Regarding encoding: I think we need it for all except binary formats, like 
Excel.

Regarding the fixed length, JSON, and XML formats: do we need the 2 step 
wizards? Or can record selection or column selection be done in any order with 
respect to setting the other options? It might be easier for implementation to 
not have the wizards.

Will there be a way to select which file(s) inside an archive file to import?

Original comment by dfhu...@gmail.com on 24 Dec 2010 at 6:31

GoogleCodeExporter commented 8 years ago
Also, if the data is pasted from the clipboard and then sent in the HTTP POST 
body, then encoding is not an issue.

Original comment by dfhu...@gmail.com on 24 Dec 2010 at 8:44

GoogleCodeExporter commented 8 years ago
Awesome feature. Are there any plans to release it? 

Original comment by techtonik@gmail.com on 16 Apr 2011 at 4:00

GoogleCodeExporter commented 8 years ago
This is being worked on.

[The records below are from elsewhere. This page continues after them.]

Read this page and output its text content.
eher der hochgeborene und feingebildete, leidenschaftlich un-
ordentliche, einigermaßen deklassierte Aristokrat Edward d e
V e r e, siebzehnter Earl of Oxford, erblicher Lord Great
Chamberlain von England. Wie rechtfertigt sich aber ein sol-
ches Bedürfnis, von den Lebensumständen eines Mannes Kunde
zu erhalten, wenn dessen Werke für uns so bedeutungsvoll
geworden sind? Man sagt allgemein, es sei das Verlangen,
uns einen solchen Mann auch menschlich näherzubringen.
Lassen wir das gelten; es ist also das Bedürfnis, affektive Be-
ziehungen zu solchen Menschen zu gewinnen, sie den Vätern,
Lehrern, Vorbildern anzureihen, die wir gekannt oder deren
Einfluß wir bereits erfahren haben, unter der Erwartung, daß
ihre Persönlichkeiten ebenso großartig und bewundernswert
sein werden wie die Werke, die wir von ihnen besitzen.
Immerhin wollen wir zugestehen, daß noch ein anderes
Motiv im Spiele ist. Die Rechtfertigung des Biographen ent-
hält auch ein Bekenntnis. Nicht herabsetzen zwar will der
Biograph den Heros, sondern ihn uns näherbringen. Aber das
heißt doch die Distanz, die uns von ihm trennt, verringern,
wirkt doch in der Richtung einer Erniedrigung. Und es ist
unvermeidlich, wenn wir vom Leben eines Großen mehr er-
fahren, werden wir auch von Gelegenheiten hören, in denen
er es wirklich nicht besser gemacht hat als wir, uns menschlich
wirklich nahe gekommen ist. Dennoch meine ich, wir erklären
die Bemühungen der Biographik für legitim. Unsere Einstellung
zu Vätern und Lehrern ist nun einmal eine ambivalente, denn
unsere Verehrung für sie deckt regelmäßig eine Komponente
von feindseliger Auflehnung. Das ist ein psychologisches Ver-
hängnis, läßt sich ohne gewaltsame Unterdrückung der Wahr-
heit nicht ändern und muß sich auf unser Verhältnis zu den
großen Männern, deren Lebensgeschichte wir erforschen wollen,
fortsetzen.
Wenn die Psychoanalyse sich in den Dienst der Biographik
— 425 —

No definite release date.

Original comment by dfhu...@gmail.com on 17 Apr 2011 at 3:40

GoogleCodeExporter commented 8 years ago
Revised and implemented, to be in 2.5.

Original comment by dfhu...@gmail.com on 1 Sep 2011 at 6:38

GoogleCodeExporter commented 8 years ago

Original comment by dfhu...@google.com on 9 Oct 2011 at 5:14